Nicole Iturriaga offers an ethnographic examination of how Spanish human rights activists use forensic methods to challenge dominant histories, reshape collective memory, and create new forms of transitional justice. She argues that by grounding their claims in science, activists can present themselves as credible and impartial, helping them intervene in fraught public disputes about the remembrance of the past. The perceived legitimacy and authenticity of scientific techniques allows their users to contest the state’s historical claims and offer new narratives of violence in pursuit of long-delayed justice.

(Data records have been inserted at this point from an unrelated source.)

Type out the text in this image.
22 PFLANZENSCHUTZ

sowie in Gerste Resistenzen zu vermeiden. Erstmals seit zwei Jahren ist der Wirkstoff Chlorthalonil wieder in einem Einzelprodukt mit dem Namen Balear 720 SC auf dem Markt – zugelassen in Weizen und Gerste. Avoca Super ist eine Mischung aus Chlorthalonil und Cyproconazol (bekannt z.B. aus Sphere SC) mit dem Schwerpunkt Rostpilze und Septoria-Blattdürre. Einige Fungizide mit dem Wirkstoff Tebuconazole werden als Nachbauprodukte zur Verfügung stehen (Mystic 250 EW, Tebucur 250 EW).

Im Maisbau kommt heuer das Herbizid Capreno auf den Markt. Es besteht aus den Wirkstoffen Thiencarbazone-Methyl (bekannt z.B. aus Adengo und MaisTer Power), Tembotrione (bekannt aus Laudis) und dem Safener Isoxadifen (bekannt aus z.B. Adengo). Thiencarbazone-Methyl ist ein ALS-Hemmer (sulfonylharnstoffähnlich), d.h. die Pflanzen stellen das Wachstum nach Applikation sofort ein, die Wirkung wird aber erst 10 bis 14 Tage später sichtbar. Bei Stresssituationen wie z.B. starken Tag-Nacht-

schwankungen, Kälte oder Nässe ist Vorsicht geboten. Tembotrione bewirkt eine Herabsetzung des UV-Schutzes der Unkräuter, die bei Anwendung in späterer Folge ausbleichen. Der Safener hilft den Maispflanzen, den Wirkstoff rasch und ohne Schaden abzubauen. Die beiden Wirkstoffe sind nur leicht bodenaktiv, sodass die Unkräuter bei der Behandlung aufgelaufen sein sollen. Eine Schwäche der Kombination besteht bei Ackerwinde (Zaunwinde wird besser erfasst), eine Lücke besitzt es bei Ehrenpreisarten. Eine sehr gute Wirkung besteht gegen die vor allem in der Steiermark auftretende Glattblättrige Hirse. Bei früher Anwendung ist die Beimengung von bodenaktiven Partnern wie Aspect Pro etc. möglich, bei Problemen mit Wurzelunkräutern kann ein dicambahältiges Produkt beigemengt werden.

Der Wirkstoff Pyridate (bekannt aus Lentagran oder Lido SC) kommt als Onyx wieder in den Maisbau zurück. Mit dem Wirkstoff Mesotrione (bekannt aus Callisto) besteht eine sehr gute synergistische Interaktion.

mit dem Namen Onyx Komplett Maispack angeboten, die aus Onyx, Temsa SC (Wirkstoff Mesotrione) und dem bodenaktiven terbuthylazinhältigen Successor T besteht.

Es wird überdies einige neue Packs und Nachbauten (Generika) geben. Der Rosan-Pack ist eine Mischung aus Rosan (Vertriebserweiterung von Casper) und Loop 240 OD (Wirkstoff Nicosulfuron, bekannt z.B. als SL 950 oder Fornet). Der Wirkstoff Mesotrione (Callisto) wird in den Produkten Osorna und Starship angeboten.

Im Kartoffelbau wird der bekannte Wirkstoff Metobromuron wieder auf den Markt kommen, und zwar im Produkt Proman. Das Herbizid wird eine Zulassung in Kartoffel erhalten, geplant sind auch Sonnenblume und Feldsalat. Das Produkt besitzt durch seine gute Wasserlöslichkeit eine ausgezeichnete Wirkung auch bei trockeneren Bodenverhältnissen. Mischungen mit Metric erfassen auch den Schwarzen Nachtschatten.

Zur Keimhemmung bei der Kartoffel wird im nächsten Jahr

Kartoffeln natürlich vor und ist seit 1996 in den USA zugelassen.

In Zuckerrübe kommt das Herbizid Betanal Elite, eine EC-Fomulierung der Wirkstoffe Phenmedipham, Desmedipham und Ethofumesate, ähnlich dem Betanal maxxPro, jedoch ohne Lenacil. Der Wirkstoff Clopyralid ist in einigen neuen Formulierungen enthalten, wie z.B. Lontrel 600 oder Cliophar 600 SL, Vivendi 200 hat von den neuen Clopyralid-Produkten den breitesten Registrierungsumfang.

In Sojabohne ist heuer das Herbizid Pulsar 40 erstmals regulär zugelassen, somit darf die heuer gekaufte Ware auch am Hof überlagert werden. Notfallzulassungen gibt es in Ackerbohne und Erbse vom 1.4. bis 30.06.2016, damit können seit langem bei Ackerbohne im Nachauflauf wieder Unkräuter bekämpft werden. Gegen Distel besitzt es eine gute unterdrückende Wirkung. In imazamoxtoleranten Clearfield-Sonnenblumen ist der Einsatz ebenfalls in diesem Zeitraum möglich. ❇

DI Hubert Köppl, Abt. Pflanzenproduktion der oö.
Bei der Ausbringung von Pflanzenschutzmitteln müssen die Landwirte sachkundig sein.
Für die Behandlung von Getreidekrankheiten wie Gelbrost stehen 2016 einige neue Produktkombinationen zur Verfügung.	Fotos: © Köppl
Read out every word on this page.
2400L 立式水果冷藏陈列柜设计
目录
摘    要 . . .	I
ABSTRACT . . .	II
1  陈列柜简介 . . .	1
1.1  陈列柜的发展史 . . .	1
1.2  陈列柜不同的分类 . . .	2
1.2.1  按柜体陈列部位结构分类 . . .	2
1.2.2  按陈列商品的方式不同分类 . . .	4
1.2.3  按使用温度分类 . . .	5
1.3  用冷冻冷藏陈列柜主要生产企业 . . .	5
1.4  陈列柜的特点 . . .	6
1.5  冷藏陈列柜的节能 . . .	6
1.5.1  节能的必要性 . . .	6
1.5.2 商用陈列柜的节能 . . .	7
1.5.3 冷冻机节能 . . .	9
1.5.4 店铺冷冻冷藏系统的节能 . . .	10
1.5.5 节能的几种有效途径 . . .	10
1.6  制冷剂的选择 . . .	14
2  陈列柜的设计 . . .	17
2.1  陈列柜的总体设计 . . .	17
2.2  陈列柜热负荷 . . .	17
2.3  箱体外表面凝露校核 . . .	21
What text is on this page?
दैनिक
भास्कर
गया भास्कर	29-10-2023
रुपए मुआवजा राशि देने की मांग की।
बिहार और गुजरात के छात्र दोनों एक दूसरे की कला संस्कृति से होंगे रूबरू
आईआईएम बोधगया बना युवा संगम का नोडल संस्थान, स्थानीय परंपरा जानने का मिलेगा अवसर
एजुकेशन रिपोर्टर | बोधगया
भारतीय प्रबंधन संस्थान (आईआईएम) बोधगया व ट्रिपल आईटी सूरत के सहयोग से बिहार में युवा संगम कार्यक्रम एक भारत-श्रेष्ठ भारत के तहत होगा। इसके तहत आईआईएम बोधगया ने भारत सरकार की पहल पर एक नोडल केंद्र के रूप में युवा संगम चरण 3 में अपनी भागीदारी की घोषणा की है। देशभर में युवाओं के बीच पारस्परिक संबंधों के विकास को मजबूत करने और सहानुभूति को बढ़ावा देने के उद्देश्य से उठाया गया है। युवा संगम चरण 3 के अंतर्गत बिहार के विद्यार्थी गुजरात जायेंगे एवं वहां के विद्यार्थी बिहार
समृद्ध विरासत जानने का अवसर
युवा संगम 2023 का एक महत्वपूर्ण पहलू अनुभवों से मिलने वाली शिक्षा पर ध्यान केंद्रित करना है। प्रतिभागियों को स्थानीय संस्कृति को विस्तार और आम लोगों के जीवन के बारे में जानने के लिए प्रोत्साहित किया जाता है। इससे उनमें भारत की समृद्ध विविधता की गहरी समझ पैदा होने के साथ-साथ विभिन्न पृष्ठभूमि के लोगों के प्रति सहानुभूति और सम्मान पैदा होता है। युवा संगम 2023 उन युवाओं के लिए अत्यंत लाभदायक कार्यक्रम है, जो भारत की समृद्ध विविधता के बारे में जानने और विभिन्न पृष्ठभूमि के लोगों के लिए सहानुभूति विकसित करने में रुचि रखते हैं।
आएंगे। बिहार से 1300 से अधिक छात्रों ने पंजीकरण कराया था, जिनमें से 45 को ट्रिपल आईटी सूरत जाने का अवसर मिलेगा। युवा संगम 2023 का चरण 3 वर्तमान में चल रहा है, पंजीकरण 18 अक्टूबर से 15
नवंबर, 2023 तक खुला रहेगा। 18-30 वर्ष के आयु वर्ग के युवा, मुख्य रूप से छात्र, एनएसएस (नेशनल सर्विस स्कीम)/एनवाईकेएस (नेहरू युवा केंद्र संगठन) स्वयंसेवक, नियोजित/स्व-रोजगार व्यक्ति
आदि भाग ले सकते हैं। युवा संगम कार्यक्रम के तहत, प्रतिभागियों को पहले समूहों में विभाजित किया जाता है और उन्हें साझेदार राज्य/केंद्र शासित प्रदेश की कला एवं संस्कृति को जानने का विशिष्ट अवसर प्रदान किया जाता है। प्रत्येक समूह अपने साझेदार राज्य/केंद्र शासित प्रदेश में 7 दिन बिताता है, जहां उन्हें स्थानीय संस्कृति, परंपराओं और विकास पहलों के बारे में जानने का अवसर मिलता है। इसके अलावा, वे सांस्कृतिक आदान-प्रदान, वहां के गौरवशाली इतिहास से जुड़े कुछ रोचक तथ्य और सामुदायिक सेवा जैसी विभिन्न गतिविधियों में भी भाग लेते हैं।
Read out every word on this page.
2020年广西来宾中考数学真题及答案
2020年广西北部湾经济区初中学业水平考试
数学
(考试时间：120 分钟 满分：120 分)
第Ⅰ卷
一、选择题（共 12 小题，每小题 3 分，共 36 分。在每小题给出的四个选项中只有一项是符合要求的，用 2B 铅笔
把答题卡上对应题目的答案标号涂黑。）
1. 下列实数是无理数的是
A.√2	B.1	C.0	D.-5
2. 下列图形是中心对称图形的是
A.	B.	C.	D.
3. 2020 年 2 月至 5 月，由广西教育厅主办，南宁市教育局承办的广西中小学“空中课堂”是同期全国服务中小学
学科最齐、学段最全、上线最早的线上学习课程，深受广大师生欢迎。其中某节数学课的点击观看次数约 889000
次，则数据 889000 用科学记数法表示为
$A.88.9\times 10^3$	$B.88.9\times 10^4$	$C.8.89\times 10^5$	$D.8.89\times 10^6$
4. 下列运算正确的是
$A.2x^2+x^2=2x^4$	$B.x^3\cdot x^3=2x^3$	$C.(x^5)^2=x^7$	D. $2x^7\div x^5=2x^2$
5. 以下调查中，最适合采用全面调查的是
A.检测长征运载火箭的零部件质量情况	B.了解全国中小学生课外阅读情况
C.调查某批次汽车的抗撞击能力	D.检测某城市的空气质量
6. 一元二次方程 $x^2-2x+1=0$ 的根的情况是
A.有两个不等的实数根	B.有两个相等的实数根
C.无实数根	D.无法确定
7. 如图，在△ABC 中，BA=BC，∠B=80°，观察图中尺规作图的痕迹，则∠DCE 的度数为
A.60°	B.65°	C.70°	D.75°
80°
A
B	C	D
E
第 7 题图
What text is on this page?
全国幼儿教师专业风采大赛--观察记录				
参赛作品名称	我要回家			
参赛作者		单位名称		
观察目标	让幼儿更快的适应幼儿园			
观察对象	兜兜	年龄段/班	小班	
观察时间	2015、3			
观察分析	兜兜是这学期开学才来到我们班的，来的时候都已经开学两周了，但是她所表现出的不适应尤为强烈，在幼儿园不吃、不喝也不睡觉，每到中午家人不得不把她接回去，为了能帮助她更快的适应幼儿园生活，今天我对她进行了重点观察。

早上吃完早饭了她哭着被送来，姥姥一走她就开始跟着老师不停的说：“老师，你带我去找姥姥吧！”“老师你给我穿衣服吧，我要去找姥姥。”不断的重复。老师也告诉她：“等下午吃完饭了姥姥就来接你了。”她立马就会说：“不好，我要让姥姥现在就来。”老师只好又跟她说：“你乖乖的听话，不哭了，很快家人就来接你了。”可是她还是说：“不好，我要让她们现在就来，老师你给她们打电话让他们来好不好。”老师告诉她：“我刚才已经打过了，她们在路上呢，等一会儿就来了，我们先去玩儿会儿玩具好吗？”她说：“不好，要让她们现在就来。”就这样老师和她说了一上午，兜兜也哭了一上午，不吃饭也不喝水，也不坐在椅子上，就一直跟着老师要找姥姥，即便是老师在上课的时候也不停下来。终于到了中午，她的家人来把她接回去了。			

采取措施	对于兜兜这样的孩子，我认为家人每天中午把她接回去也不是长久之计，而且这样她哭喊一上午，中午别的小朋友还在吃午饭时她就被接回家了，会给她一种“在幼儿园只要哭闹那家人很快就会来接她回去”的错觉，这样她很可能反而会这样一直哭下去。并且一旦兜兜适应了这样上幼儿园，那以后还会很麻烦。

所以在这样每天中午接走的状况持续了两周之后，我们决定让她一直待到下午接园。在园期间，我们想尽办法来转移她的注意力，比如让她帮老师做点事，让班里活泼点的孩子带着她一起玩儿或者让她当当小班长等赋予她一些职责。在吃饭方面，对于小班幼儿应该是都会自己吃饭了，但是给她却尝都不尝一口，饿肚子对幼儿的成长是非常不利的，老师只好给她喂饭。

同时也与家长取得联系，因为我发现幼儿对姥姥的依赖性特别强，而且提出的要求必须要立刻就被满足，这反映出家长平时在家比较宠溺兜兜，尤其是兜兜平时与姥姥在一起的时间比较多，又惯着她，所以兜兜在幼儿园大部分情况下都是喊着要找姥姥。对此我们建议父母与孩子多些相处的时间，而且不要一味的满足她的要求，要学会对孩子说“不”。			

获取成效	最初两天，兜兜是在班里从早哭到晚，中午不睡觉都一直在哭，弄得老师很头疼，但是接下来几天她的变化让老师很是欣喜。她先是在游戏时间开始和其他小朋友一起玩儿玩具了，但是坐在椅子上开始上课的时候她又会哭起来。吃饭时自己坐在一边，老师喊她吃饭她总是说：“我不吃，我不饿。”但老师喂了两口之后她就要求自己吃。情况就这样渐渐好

Iturriaga draws on interviews with technicians and forensics experts and provides a detailed case study of Spain’s best-known forensic human rights organization, the Association for the Recovery of Historical Memory. She also considers how the tools and tactics used in Spain can be adopted by human rights and civil society groups pursuing transitional justice in other parts of the world. An ethnographically rich account, Exhuming Violent Histories sheds new light on how science and technology intersect with human rights and collective memory.
Additional text
Nicole Iturriaga has written a terrific book. Exhuming Violent Histories is a compelling portrait of efforts to reclaim the remains of civilian victims of the Spanish Civil War era. But more importantly, she has delivered a clarion call for how activists can utilize forensic science to advance human rights on a global scale.